Im trying to solve this problem.
I need to do a sum of elements from a list which are separated from each other only with "0".
So for example I can have something like this as input: [1,2,3,0,3,4,0,2,1]
and the output should be [6,7,3].
So far I managed to do something like this:
cut (x:xs) | x > 0 = x : (cut xs)
| otherwise = []
first (xs) = ( (foldl (+) 0 (cut (xs))) ) : []
second (xs) = ( (foldl (+) 0 (cut (reverse (xs)))) ) : []
test (xs) = first(xs) ++ second(xs)
Problem is that this only works with only 1 instance of "0" in my list.
I was trying to solve this by editing my cut function:
cut [] = []
cut (x:xs) | x > 0 = foldl (+) 0 ( x : cut xs) : []
| x == 0 = (cut xs)
But I cant figure out how to adjust it, so it will separate the sums. Right now it just throws the sum of all the elements as the output.

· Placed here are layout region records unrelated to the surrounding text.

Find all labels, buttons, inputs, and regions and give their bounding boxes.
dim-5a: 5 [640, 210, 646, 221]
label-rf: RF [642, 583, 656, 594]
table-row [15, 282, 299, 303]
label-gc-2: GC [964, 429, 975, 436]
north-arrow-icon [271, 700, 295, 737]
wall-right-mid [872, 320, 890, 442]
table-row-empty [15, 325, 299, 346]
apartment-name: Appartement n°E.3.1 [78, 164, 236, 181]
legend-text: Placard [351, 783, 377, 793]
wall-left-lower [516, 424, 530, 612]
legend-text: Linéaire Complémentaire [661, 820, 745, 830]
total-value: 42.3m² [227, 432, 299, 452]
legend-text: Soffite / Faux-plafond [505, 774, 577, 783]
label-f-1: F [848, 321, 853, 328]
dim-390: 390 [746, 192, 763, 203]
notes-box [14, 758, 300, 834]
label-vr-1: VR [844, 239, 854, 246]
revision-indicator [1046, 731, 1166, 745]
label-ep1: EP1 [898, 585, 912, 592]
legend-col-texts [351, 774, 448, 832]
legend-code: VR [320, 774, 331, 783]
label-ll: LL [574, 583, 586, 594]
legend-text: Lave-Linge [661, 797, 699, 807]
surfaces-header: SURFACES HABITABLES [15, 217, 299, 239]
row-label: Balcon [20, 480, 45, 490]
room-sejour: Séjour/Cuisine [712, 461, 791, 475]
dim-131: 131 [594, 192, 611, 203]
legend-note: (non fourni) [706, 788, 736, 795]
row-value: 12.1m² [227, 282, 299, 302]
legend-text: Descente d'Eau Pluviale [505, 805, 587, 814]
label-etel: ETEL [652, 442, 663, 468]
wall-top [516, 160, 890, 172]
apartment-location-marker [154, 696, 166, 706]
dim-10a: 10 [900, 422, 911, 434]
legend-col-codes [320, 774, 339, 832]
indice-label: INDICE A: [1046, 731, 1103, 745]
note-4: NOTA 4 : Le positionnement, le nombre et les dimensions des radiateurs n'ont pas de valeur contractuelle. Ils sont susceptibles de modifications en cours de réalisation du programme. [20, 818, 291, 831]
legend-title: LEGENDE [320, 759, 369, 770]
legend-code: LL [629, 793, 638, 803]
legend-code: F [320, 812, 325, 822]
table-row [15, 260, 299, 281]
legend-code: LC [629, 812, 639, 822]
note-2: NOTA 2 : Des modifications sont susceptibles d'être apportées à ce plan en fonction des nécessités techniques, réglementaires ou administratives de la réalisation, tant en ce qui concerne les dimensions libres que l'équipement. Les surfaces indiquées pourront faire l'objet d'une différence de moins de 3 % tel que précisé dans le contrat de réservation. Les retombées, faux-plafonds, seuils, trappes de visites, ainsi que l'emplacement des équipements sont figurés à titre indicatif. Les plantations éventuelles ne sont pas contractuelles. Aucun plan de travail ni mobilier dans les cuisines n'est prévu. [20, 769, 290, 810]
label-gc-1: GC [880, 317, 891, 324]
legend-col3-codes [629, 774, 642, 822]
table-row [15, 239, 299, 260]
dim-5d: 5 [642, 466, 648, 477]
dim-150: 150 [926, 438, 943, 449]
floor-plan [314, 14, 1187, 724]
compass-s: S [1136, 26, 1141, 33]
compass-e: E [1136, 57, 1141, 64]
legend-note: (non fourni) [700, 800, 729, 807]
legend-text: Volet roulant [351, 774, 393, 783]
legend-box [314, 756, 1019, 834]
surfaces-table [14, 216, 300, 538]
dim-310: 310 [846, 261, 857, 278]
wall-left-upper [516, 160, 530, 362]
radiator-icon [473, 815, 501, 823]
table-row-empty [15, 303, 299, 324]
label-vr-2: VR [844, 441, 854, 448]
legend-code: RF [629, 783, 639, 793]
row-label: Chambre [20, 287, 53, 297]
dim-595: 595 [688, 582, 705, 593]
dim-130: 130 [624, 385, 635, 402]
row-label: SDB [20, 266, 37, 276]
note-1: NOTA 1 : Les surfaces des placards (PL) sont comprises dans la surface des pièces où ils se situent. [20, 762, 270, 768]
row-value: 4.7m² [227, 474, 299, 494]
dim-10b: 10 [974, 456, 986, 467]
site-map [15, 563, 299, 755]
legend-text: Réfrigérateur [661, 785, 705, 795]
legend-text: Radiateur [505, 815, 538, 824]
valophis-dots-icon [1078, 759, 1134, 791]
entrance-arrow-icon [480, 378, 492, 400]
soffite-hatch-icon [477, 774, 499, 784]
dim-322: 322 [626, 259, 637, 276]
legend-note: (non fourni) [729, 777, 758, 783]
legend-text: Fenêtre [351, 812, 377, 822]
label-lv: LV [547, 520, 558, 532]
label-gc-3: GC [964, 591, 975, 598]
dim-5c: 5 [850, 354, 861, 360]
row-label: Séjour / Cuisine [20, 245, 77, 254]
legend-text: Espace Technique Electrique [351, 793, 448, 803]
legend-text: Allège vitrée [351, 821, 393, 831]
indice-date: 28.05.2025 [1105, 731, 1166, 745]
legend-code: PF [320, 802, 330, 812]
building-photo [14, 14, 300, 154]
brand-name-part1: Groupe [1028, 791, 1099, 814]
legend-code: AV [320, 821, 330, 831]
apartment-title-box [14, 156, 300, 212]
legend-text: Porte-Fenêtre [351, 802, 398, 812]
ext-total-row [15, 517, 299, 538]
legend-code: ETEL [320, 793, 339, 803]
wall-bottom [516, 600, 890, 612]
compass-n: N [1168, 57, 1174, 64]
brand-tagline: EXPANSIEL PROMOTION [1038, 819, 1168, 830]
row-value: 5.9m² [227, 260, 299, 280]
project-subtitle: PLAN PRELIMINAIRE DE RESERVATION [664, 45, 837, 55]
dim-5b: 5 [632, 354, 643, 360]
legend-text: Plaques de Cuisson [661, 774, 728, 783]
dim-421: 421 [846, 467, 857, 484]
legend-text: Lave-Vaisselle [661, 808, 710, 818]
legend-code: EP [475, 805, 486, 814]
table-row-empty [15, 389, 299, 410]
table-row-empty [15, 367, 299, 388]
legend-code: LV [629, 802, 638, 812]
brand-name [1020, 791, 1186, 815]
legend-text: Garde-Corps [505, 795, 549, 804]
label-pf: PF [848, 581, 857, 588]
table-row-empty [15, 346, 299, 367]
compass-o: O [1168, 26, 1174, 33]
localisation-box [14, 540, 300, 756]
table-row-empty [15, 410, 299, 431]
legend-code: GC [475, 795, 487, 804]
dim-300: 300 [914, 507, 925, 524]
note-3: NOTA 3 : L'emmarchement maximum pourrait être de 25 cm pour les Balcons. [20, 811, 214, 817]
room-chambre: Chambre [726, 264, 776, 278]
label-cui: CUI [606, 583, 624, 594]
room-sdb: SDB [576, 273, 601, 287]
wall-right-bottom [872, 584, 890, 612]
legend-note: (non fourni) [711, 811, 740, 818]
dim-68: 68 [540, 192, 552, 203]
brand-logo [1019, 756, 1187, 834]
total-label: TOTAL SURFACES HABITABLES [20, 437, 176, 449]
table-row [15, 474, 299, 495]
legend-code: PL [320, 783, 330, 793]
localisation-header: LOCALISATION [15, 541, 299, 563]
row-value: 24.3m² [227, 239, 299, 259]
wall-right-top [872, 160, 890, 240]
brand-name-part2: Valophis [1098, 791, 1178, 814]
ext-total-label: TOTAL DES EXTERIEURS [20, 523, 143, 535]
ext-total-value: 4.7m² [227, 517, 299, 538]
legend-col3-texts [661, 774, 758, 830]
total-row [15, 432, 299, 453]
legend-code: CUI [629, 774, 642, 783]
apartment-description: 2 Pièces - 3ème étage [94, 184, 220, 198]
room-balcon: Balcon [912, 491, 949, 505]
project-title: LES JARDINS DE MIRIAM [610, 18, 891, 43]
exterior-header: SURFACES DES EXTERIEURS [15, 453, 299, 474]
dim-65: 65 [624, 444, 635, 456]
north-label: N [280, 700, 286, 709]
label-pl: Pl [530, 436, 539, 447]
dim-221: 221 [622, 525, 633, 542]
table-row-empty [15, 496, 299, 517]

You can divide your problem into two tasks
Split a list into parts on zeros.
Sum parts.
For the first task we have Data.List.Split module which exports splitOn function.
It does precisely what we need:
> splitOn [1] [0,0,0,1,0,0,0,1,0]
[[0,0,0],[0,0,0],[0]]
For the second task there is well-known map-function which applies a function to the each element of the list.
In our case this function is sum:
> map sum [[1,2,3],[4,5,6],[7,8,9]]
[6,15,24]
So:
> :m +Data.List.Split
> map sum . splitOn [0] $ [1,2,3,0,3,4,0,2,1]
[6,7,3]
For homework you should definitely follow dave's answer. However, here is a more advanced solution, employing groupBy as poor man's split:
import Data.List (groupBy)
map sum $ groupBy (const (/=0)) list
This might look cute, but note that there are still the zeros at the beginning of the sub-lists present, so you can't use this solution without changes if that matters (e.g if you need products instead of sums)
[Explanation]
groupBy looks if the first element of the current group "fits together" with the current element of the list. In that case the current element will be added to the group, else a new group starts. E.g.
groupBy (\x y -> x `mod` y == 0) [81,3,9,25,5]
--[[81,3,9],[25,5]]
Here the test ist successful for 81 'mod' 3 and 81 'mod' 9, but not for 81 'mod' 25, which starts a new group. Again, 25 'mod' 5 is successful.
But in our case all elements "fit" in the current group as long as they are not 0, so we don't even have to look at the first element. And if a 0 is found, a new group is started.
const (/=0) means just \_ y -> y /= 0, so regardless what the first argument is, it just tests that the second element isn't 0. To see why, look at the definition:
const :: a -> b -> a
const a _ = a
Now our lambda can be written as
\x y -> const (/= 0) x y
As from the const call only the first of the two arguments "survives", we have
\x y -> (/= 0) y
... or...
\_ y -> y /= 0
Even if you're unable to install to install the split package and use Data.List.Split as Matvey suggests, you can still use the general approach:
Split the weird list with 0 separators into a more conventional list of lists.
Sum each list.
So
yourFunction = map sum . split
Now we have to write split.
split :: [Int] -> [[Int]]
In general, when we want to pull a list apart to synthesise something new, we need to use a fold.
split = foldr cons nil where
nil here should be whatever you want split [] to be.
nil = --TODO: exercise for you; clue: NOT []
cons meanwhile combines one of your numbers, with the answer from the previous step of the fold. Obviously, you'll need to do different things depending on whether or not the number is 0.
cons 0 xss = --TODO
cons x (xs : xss) = --TODO; why will this pattern match never fail?